I'd been talking about descriptive feedback, and moving away from letter grades and percentages (based on research that demontrates that marks actually interfere with student learning), and sharing a criteria-linked observation recording template. Despite the research in favour of timely, descriptive feedback, teachers in Ontario are still forced to report with letter grades twice a year. So how, the teacher at my workshop wanted to know, do we translate our descriptive feedback and anecdotal comments into a mark on the report card?
Report Card Marks, Translated
A further look at what an "A", a "B" or a "C" even means may be in helpful here. Since in Ontario, we evaluate student work in accordance with curriculum expectations (as opposed on grading on a bell curve) Levels 1-4 and Letter Grades A-D have very specific meanings.
A B (or a Level 3) indicate that the student demonstrates most of the expected criteria considerably well, a good portion of the time. A student working through Level 2 would earn a C, demonstrating that work is getting close to meeting the grade level expectations, and a D, or a Level 1, would indicate that a student is just beginning the journey towards meeting grade level expectations.
Even percentages, used to report on Grade 7 & 8 report cards, are aligned with these 4 levels (Growing Success, page 40), and in an attempt to make assessment more holistic at the intermediate/senior levels, many boards have even taken to using anchor marks, where a B, for example, is given a certain specified percentage.
Spinning Gold from Straw...
Given that marks therefore basically describe the degree to which a student's work meets a set of pre-determined criteria, teachers should be able to translate comments to marks with relative ease.
I recently had a unique opportunity to practise what I am preaching here.
... Even in a Pinch!
As I am often out of my classroom due to various professional projects I am invited to participate in at the board or provincial level, I try to work closely with a regular OT to almost "co-teach" (or at least co-plan for) our class curriculum.
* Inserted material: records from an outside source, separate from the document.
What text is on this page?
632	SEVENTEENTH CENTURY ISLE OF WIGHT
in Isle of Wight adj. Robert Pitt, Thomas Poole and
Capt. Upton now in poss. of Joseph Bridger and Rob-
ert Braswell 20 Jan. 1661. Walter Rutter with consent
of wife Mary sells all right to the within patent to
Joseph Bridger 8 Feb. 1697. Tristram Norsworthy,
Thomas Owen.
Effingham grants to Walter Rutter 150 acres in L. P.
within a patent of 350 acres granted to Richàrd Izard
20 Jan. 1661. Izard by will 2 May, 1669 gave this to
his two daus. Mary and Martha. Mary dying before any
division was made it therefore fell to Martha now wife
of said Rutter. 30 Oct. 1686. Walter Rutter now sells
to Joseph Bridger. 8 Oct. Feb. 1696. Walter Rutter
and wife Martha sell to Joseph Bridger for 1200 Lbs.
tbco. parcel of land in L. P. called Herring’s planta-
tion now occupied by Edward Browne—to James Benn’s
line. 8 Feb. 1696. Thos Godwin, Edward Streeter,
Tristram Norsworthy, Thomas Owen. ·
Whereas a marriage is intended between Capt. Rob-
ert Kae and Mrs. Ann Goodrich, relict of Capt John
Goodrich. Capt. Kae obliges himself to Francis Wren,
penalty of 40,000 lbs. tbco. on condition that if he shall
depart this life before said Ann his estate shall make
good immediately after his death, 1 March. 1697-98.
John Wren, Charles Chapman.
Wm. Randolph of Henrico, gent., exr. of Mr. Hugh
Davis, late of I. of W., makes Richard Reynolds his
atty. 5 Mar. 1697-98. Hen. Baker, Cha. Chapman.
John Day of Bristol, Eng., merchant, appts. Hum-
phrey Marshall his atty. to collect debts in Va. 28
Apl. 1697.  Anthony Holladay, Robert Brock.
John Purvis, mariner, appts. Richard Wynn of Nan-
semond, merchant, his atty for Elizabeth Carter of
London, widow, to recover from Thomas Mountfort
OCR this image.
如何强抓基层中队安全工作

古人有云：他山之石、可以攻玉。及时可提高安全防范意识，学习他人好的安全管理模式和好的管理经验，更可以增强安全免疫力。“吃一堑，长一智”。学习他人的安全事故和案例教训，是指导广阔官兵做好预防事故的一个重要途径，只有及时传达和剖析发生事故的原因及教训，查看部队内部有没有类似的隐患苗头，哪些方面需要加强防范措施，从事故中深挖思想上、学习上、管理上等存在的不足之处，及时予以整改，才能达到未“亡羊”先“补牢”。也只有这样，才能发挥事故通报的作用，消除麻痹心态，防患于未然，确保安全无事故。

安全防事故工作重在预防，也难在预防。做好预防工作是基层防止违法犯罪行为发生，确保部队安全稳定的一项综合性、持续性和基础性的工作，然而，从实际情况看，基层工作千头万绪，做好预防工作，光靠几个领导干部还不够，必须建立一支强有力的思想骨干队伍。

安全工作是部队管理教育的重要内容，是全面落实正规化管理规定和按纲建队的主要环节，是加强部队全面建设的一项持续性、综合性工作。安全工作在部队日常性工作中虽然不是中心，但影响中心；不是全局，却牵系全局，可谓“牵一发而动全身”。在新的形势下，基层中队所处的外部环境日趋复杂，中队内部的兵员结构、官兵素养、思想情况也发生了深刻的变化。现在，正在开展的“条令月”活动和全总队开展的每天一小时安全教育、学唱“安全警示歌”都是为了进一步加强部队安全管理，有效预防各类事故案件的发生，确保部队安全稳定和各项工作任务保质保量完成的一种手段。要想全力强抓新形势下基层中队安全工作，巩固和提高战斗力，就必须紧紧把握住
This term, that included my OT assigning a small group research project to the students in my class. They'd been learning about substance use and abuse, and about addictive behaviours. My OT and I decided that the students would work in groups to develop and deliver a short multi-media presentation about a drug they had researched. The OT and my students worked together to develop and record a list of criteria according to which their presentations would be evaluated. Shortly before the day they were to present and be assessed on their work, my regular OT got a long-term contract to the end of the school year, and had to cancel the rest of the dates I had booked her in!
A new OT took over the job, and -- with a little guidance from me and the help of my students who by now have been well-trained in the process -- she stepped fairly seamlessly into the gap and assessed the students' presentations.
The feedback she offered them was directly linked to the criteria they had co-constructed, and her observations were noted in considerable detail on a template I had developed and sent her ahead of time.
Holistic Reporting
While I am still cautiously optimistic that the formal process of reporting to families in this province will one day encompass a less contrived (and less stress-inducing!!) and more wholesome approach, I do rest more comfortably in the fact that even with the existing letter grades we are obliged to assign twice a year, assessment-literate students and their families can read between the lines and find specific feedback to inform their future learning goals.